Publication reference: PRN00117
At its core, the review has a set of principles based around the word PERSONAL which the Care (Education) and Treatment Review (C(E)TR) panel should always uphold. Panel members each have an equal role in making sure these principles are followed:
- Person centred and family centred
- Evidence based
- Rights led
- Seeing the whole person
- Open, independent, and challenging
- Nothing about us without us
- Action focused
- Living life in the community.
1. Person centred, and family centred
The person and their family should be at the centre of the Care (Education) and Treatment Review (C(E)TR). The C(E)TR checks that the people who provide the person’s care are working in a person and family-centred way and that people get all the information and support they need to have an active part in the C(E)TR before, during and after in the way that works best for the people involved.
2. Evidence based
The C(E)TR panel should all be able to see and hear information to help them understand what is working or not working about the person’s care. The panel will check that care is carried out to a high standard. This is so they can decide with the person and others if anything needs to change or get better.
3. Rights led
The person has the right to be treated as an equal partner in their C(E)TR and to have all the support they need to take part. The C(E)TR should uphold the person’s rights. Rights that ought to be considered are choice, contact with family, independent advocacy and being able to say what one thinks. Other rights are being treated well, having a good quality of life, and being respected for one’s personal life and beliefs.

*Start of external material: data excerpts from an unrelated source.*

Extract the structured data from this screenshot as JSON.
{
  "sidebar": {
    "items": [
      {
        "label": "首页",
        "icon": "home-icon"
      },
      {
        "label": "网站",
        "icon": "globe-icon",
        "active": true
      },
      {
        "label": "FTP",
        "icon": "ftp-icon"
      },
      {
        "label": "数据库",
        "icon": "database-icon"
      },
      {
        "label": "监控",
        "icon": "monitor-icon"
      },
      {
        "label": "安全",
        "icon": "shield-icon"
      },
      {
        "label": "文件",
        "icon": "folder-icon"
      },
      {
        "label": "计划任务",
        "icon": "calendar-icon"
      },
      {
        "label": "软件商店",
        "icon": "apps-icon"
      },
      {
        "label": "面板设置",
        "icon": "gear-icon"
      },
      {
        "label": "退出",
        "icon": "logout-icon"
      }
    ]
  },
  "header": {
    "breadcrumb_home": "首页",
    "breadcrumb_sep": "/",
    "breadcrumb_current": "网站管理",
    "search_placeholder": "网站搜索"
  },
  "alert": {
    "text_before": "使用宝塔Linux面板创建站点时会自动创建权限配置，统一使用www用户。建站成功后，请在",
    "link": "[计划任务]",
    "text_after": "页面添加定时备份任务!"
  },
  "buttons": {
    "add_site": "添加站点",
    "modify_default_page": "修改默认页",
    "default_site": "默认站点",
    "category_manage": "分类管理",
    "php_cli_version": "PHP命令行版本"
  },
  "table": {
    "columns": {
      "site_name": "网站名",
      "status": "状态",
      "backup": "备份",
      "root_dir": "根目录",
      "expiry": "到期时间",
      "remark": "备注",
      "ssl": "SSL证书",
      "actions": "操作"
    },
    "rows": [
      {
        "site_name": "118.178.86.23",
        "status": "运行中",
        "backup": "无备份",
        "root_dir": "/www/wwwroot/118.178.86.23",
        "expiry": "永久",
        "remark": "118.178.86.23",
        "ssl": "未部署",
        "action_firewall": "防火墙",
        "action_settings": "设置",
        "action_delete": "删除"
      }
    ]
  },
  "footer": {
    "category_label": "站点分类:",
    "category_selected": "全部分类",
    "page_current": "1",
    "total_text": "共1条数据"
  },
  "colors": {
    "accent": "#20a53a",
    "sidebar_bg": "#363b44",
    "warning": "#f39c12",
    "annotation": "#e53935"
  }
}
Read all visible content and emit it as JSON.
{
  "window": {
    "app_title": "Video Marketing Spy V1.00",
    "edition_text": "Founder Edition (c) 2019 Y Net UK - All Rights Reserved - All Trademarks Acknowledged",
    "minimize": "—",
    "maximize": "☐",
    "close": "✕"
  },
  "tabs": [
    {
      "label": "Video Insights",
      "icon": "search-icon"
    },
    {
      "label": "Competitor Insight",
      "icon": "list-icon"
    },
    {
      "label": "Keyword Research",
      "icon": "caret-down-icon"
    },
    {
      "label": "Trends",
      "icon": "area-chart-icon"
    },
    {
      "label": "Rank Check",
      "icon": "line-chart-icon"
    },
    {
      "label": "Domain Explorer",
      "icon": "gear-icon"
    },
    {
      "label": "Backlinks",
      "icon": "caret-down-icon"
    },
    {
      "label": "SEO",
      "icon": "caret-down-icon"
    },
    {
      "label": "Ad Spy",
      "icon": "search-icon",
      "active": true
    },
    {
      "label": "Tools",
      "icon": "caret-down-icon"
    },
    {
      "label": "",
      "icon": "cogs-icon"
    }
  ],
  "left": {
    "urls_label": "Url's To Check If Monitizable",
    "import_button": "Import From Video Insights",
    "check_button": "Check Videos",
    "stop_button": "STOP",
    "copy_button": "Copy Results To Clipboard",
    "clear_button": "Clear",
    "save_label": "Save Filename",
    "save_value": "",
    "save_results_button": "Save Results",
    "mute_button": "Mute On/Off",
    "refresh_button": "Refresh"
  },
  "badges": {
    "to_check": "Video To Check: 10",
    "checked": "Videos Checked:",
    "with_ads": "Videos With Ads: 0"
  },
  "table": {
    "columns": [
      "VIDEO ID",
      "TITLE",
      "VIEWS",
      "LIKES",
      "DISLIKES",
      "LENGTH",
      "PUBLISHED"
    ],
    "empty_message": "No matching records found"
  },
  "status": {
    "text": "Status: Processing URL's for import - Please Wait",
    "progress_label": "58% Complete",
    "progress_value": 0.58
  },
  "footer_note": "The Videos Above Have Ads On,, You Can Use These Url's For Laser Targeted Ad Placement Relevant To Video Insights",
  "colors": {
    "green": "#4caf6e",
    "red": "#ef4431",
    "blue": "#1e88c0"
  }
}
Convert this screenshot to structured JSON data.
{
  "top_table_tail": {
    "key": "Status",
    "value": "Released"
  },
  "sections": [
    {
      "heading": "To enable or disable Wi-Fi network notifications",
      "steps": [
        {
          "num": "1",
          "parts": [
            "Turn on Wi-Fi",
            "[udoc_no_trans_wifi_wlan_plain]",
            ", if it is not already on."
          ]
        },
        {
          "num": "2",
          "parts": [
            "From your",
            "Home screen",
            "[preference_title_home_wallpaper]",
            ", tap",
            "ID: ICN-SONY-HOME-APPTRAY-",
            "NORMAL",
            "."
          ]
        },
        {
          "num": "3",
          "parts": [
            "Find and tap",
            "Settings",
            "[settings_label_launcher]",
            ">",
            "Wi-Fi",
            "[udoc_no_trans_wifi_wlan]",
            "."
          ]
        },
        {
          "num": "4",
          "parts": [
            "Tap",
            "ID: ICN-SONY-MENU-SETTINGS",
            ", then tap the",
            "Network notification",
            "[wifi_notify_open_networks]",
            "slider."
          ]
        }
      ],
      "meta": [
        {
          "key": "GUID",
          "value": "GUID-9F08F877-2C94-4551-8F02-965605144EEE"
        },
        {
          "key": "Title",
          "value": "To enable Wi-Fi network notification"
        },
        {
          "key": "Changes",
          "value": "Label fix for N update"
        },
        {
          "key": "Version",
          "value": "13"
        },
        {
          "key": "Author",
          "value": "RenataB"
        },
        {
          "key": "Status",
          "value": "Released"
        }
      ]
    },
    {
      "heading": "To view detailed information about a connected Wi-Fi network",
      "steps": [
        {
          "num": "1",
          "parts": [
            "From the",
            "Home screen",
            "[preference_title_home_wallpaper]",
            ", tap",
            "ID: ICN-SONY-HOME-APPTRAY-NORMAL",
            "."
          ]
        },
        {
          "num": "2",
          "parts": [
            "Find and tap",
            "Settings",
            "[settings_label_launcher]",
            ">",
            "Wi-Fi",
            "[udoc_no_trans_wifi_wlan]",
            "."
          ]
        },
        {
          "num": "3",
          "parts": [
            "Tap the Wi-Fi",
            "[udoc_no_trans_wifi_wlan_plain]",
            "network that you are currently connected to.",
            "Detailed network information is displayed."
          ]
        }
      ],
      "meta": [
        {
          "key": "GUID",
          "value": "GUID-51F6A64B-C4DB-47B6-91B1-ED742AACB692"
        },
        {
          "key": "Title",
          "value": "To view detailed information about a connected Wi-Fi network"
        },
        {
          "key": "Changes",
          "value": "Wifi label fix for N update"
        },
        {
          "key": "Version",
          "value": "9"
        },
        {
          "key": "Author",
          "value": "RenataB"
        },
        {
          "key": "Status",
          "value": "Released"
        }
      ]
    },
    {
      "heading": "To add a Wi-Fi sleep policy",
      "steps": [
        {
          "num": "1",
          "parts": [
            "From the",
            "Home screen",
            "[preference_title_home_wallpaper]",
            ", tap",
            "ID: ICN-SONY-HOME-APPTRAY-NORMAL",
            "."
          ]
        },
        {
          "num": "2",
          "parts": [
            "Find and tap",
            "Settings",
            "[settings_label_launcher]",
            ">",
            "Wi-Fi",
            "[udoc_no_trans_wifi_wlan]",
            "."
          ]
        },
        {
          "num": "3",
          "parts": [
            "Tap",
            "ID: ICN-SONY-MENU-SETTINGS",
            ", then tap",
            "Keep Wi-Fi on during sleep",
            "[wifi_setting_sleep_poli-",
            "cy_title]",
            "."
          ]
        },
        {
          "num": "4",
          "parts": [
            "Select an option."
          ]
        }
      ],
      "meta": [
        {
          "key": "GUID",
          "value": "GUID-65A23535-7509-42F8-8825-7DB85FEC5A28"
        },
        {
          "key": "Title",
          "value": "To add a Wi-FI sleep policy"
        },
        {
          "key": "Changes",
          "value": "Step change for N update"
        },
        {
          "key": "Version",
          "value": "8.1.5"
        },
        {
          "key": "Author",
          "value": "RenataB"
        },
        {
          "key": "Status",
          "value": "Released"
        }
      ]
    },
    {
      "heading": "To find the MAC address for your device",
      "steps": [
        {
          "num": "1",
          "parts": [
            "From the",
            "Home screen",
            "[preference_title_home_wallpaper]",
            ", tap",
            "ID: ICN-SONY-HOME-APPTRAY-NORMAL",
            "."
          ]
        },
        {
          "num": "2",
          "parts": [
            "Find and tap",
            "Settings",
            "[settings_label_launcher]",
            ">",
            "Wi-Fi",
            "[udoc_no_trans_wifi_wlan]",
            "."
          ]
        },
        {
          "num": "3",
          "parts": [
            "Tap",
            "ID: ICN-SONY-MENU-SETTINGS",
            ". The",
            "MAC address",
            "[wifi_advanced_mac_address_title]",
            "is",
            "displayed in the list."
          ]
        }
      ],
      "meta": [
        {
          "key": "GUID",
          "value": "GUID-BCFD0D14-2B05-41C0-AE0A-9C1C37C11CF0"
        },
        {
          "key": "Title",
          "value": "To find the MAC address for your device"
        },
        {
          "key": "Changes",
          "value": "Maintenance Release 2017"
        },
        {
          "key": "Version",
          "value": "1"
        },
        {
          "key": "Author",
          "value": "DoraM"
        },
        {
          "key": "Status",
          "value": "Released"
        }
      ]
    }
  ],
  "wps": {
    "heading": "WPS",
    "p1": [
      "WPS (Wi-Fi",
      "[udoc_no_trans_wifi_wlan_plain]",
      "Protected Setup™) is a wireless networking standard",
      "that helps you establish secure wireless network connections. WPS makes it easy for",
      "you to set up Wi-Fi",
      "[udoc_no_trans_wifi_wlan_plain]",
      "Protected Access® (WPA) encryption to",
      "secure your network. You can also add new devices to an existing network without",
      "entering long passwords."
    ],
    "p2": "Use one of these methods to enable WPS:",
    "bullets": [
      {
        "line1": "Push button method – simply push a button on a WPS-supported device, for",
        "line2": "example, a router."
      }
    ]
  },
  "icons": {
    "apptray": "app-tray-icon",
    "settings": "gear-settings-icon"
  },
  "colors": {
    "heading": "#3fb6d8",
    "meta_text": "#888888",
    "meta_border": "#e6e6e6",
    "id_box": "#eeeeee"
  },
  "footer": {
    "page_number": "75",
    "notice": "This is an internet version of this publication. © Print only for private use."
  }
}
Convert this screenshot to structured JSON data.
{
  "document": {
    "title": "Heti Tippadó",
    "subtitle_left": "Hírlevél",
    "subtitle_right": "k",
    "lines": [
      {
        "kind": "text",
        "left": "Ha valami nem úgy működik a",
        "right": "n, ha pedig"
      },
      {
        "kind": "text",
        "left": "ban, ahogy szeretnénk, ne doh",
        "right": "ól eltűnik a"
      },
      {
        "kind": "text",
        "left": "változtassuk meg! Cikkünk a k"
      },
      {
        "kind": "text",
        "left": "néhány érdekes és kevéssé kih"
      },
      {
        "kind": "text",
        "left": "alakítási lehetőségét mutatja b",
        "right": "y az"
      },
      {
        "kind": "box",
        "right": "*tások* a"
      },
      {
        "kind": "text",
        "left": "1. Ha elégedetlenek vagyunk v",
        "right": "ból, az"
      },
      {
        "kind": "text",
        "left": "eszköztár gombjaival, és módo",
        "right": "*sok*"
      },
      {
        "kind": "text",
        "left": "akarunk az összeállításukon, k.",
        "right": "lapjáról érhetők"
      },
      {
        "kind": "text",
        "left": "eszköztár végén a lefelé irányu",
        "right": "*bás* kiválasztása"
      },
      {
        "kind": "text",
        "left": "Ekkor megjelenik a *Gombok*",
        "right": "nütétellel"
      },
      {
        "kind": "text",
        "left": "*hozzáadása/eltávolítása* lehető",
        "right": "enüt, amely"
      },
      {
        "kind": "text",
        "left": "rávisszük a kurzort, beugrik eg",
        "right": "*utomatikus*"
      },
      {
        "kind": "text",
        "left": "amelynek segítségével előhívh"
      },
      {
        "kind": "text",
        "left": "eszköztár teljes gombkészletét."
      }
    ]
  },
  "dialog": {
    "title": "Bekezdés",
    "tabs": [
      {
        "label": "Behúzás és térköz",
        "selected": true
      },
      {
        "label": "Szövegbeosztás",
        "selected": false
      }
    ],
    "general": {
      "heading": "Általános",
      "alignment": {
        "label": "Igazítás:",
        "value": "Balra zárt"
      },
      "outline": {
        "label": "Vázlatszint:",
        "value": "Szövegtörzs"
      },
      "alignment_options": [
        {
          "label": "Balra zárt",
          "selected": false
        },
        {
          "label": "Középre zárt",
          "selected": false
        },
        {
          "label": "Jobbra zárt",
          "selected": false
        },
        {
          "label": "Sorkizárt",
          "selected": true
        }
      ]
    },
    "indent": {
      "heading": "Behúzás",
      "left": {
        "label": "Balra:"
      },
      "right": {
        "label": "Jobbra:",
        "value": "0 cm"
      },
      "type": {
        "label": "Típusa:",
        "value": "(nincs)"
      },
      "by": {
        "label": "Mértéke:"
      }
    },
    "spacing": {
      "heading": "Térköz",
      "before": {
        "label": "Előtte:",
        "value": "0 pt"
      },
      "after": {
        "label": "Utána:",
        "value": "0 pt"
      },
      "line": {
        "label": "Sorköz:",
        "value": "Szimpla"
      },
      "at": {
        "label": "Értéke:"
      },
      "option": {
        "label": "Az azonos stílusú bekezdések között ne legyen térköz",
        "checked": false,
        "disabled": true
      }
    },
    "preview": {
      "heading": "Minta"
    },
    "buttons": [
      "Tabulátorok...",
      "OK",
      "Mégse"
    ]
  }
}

4. Seeing the whole person
A C(E)TR is not just about a person’s mental health or how they behave. A C(E)TR is holistic and sees the whole person. Their quality of life, likes, dislikes, choices, hopes and fears. The C(E)TR will ensure that the care is delivered in a way that is culturally sensitive to the person.
5. Open, independent, and challenging
Each person on the C(E)TR panel can say if something does not seem right about the person’s care. They can ask questions and say if something needs to change. The C(E)TR panel will make recommendations to improve the care the person receives – doing this is called an action. Actions will go into the C(E)TR report that is agreed by the panel at the end of the C(E)TR.
6. Nothing about us without us
The person, and their family carers if taking part, should be fully involved in the C(E)TR. From giving consent, to getting ready, taking part, getting a copy of the C(E)TR report, and knowing what is happening afterwards. The C(E)TR report should also be written in words the person will understand.
7. Action focused
After the meeting, the C(E)TR report should have clear actions. Actions are things that need to be done. The actions should be easy to understand. The report will say who needs to do each action and when it should happen. The actions should improve the care the person receives now and in the future. The responsible commissioner will check these things are happening and that the person knows the reason if any action cannot be carried out on time.
8. Living life in the community
C(E)TR s are about what is needed to help people live well in their communities. When someone is in hospital, a C(E)TR will ask if they need to be there, or if their care can be provided safely in the community. It will also look at how people are supported to access the community while they are in hospital. The C(E)TR will check there are good plans in place to keep the person safe in the community. The C(E)TR will also check that the plans give the person the chance to lead as full and independent a life as possible.